When I followed up with Marcia by phone, she told me she used to wonder if indeed something was wrong with her, if she was a “genetic mutation.” But she set that thought aside and continued to follow her passions. She remarried and her name changed and she was able to re-apply for a teaching job and was later nominated by her peers as “Teacher of the Year.” She continued to be involved in the Long Island chapter of the renamed “National Alliance for Optional Parenting” and is now very active in a Humanist organization in her home state of Florida.I’m smiling seeing the direction of [your] project. In 1974, I was one of those interviewed on a “60 Minutes” segment. I was the President of the Long Island Chapter of NON. I announced my decision not to have children.
The next day, I lost my job as a passionate teacher.
My life was threatened, as was the life of my dog. I faced angry pickets at a high school where I was asked to speak. All this, because I dared to say I chose not to parent.

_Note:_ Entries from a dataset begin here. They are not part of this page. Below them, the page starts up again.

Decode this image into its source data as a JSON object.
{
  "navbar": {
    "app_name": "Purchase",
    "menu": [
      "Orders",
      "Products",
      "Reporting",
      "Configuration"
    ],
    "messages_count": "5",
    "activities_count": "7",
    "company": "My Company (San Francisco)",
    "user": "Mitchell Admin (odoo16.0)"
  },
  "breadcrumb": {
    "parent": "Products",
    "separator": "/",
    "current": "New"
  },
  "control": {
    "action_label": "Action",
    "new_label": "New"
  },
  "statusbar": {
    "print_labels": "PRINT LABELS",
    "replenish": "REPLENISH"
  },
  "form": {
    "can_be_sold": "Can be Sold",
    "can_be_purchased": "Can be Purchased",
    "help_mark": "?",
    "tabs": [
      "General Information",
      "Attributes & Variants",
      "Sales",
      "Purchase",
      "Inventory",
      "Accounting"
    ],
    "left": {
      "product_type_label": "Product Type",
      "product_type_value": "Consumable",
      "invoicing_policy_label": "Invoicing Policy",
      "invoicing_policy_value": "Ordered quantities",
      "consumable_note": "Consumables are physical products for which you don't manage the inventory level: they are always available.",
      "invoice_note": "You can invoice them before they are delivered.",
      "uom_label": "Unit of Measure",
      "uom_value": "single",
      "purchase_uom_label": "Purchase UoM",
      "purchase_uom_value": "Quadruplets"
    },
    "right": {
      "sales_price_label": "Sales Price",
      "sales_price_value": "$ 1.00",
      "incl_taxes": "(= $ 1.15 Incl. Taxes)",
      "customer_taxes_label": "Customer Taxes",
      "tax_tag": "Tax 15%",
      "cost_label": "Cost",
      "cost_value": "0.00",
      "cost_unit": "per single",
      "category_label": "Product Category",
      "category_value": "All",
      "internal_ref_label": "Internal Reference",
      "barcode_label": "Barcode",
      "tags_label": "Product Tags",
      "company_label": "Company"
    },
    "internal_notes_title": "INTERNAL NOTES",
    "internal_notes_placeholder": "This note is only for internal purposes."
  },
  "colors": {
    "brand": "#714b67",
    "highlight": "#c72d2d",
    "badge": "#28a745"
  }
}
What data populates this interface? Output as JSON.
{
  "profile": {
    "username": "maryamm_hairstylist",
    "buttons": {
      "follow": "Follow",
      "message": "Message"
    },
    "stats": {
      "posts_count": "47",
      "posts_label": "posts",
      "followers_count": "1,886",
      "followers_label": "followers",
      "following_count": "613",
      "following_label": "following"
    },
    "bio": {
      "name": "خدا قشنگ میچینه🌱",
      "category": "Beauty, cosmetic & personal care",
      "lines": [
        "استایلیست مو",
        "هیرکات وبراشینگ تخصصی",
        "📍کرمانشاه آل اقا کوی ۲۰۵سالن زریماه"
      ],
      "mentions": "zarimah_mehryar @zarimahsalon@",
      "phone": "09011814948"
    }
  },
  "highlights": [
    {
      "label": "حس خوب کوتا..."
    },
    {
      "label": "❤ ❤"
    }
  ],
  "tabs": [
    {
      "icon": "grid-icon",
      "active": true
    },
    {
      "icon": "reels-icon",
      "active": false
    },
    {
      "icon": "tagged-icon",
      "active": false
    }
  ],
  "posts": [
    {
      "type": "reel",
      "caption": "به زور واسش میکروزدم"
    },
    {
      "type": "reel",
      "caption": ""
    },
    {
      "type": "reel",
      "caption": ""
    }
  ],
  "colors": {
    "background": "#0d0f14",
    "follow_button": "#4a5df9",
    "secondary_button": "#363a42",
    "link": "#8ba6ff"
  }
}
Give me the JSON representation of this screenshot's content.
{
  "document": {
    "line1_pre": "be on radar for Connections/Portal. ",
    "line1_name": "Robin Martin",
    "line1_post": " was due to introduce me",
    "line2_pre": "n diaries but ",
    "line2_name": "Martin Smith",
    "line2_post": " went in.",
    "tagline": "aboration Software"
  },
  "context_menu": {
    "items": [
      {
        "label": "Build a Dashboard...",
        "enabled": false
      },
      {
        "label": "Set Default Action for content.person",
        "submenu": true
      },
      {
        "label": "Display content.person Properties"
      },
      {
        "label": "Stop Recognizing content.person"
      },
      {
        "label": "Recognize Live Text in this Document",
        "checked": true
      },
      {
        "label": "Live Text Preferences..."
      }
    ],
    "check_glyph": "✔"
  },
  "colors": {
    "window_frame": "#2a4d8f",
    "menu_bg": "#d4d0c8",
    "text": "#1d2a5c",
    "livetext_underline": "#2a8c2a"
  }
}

In 1974, you kept that to yourself. I’m now 68. I’ve just finished a memoir. I’m excited that I finally feel I’m being recognized as a woman who made a choice right for me and who has a message about this important choice.
She admits she occasionally felt pangs of longing when she would witness what she calls “Kodak Moments”—those times when proud parents celebrate their children’s accomplishments or transitions at Bat or Bar Mitzvahs, but whenever she was asked “Do you wish you had kids?” her response is “No, thank you.”
Her plate is full: full of life, love, and the young women she has taught over the years whom she calls her “daughter-friends” who still call her up for advice. To Marcia, life remains “delicious.”